All patients enrolled in this study underwent blood purification three times a week. Treatment regimen was hemodialysis twice a week combined with haemodiafiltration once a week or hemodialysis once a week combined with haemodiafiltration twice week. Hemodialysis was performed using the Behrin Low-Flux Poly (B. Braun Diacap LOPS15, Germany), and the haemodiafiltration was treated by a Braun high-throughput polysulfone membrane dialyser (B. Braun Diacap HIPS15). Each session was about four hours, and low-molecular-weight heparin was used for anticoagulation. Dialysis solutions were bicarbonate with an average blood flow velocity of 200–280 ml/min, and dialysis flow rate was 500 ml/min. Displacement volume using post-replacement was calculated by approximately 30% of ultrafiltration flow rate.

Cognitive function tests

MMSE is a widely used cognitive screening test. Items in the MMSE address orientation, memory, recall, attention and naming objects, following verbal and written commands, writing a sentence and copying a figure, to reach a score range from 0 to 30. An MMSE score <27 is considered to indicate MCD.

MoCA was a recently developed test to address the shortcomings of MMSE in detecting mild cognitive impairment. MoCA has additional, more complex tasks including executive function. Items address orientation, drawing figures, processing speed, naming objects, memory, recall, attention, vigilance, repetition, verbal fluency and abstraction. MoCA score range is the same as that of MMSE (0–30). A MoCA score ≥26 is considered to indicate normal cognition. Additionally, MoCA adds one point for those whose educational level is 12 or fewer years.

Laboratory tests

Routine blood tests were measured using an automated five-class blood cell analyser electrical impedance device (Sysmex Corporation, Japan). Blood urea nitrogen, creatinine, calcium, phosphorus and albumin were detected by an automated biochemical analyser (Leadman Biochemical, China).

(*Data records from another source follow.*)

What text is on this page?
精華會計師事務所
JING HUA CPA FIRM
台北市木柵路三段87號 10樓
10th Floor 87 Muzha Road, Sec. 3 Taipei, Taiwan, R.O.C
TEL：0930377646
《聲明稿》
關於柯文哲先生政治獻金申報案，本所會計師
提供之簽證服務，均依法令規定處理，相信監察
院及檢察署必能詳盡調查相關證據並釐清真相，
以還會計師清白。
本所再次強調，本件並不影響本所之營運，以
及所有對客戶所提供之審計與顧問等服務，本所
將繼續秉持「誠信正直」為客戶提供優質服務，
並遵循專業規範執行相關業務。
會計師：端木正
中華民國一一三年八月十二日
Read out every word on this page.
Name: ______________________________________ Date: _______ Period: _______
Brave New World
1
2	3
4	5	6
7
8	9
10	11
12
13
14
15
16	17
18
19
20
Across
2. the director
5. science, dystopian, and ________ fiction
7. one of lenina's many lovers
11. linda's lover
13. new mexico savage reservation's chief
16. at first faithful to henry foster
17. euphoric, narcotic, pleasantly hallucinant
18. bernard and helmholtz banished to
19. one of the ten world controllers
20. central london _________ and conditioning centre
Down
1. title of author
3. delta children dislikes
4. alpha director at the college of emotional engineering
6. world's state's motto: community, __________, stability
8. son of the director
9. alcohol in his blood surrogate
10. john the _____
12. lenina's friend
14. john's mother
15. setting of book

Parathyroid hormone measurement was achieved using chemiluminescence (Beckman, US), whereas serum α-klotho levels were measured using an enzyme-linked immunosorbent assay (Immuno-Biological Laboratories, Japan). Serum FGF-23, IL-6 and TNF-α levels were measured by a Luminex 200 protein liquid chip platform (Millipore, US) according to the manufacturer’s instructions.

Statistical analysis

Data were expressed as means ± standard error of the mean (S.E.M.). Statistical analyses were performed using SPSS 13.0 (SPSS, Chicago, IL, USA). Comparisons between groups were performed by one-way analysis of variance followed by post hoc Tukey test, Student’s t test or χ2 test. Correlation analysis was conducted using Pearson’s product-moment coefficient. The diagnostic cut-off values, sensitivity, specificity and accuracy were determined by ROC curve analysis. A p value < 0.05 was considered to indicate a statistically significant difference.